Tuesday, November 08, 2005

Torture cover-up

President Bush, in Pananma, November 7, 2005: ``Anything we do to that end in this effort, any activity we conduct, is within the law,....We do not torture. And therefore we're working with Congress to make sure that as we go forward, we make it possible, more possible to do our job.''

Headline, Washington Post, November 5, 2005: ''Cheney Seeks CIA Exemption to Torture Ban'':

Vice President Dick Cheney made an unusual personal appeal to Republican senators this week to allow CIA exemptions to a proposed ban on the torture of terror suspects in U.S. custody, according to participants in a closed-door session....

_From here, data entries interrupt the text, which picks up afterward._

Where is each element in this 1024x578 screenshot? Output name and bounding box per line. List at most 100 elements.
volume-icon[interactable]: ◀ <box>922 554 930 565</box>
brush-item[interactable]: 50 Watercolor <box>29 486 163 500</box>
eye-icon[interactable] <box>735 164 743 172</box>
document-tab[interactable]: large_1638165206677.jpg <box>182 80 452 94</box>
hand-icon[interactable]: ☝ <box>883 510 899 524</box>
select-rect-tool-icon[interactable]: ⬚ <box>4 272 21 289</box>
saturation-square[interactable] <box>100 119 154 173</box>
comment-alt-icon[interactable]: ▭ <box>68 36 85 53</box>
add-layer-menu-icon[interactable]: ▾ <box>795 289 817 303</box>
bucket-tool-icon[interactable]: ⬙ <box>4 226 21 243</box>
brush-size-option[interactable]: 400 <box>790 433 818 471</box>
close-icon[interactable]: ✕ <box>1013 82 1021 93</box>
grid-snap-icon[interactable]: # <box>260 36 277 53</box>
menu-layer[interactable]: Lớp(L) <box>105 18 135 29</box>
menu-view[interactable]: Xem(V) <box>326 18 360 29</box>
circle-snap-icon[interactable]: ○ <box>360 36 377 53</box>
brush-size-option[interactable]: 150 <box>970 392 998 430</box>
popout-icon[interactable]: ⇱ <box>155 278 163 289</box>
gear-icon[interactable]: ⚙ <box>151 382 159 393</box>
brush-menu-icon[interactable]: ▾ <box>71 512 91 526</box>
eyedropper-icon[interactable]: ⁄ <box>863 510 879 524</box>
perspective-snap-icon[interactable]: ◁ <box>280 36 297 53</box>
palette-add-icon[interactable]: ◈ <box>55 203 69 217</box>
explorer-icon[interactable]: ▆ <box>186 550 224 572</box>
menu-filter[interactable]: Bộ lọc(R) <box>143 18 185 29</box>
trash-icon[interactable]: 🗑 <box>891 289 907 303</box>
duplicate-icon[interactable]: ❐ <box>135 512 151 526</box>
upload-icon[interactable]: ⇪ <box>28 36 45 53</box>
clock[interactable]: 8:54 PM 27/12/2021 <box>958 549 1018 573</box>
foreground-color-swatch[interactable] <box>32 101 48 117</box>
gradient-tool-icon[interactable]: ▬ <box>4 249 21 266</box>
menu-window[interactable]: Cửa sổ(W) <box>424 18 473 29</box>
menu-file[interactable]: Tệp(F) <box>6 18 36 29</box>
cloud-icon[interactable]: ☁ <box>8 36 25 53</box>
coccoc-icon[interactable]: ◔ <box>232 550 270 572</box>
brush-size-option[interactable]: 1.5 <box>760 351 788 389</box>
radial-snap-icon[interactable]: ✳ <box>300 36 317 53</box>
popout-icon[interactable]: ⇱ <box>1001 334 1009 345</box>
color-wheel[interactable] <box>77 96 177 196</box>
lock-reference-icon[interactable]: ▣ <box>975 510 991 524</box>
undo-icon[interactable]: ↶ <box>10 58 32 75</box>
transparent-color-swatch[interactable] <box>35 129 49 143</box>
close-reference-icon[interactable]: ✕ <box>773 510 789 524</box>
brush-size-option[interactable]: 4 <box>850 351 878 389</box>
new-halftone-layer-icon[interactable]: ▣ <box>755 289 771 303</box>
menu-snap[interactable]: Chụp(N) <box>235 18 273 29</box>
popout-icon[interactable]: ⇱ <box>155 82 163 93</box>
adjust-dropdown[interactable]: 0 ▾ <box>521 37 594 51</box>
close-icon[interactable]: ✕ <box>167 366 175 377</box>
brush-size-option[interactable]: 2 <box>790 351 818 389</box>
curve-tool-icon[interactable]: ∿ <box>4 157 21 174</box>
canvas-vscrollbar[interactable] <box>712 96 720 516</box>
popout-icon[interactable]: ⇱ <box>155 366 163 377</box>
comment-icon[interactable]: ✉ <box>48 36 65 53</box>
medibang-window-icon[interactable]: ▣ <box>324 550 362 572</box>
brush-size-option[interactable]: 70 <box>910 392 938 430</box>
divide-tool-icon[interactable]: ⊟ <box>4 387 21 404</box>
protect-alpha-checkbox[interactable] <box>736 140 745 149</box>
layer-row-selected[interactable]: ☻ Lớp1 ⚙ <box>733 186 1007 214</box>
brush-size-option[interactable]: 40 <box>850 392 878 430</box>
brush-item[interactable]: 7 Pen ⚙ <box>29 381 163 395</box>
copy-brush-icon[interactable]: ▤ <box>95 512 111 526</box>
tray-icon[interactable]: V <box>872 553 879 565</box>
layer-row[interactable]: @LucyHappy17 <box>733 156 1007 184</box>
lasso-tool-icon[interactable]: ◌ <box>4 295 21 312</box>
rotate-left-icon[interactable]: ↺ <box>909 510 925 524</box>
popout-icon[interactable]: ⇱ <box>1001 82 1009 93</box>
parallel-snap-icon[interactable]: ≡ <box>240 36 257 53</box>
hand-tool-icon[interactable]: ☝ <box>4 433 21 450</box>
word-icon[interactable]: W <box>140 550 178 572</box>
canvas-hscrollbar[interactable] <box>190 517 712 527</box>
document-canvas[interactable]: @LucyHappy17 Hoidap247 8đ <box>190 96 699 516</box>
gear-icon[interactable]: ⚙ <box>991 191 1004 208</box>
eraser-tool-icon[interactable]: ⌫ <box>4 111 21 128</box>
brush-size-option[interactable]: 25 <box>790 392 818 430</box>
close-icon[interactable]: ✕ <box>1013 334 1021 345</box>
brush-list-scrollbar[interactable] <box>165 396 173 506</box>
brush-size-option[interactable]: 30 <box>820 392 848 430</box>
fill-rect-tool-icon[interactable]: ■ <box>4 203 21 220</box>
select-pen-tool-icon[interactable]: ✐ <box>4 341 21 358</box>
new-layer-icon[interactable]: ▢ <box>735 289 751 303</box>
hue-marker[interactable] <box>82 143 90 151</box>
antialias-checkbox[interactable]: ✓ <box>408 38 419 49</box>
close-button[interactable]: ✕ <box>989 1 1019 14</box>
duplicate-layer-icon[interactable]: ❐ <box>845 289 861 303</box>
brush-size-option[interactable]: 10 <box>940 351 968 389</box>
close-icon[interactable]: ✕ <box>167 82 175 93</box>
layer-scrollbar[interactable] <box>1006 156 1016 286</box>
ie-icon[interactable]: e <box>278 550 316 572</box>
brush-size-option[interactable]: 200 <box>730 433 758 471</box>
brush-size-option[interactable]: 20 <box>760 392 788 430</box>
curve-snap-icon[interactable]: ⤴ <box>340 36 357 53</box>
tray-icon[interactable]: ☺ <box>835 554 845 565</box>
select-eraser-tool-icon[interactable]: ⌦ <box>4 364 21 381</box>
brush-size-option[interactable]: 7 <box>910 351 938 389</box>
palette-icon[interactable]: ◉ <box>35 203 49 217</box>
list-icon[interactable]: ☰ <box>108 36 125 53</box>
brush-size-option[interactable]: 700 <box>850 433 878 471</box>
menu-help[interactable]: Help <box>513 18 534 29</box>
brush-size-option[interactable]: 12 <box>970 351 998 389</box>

``It was clear to me there that there was a visible audit trail from the vice president's office through the secretary of defense down to the commanders in the field,'' Lawrence Wilkerson, a former colonel who was Secretary of State Colin Powell's chief of staff during President Bush's first term, said Thursday.

Wilkerson said the view of Cheney's office was put in ``carefully couched'' terms but that to a soldier in the field it meant sometimes using interrogation techniques that ``were not in accordance with the spirit of the Geneva Conventions and the law of war.'' He said he no longer has access to the paperwork.
What else do we need to know in order to conclude that there is a major cover-up here? They say they don't torture, but they need an exemption so that they can torture??

If such an exemption were to be written into the McCain-sponsored anti-torture language recently passed by the US Senate, that provision would then do exactly the opposite of outlawing ``cruel, inhuman or degrading treatment'' by codifying an approved exception.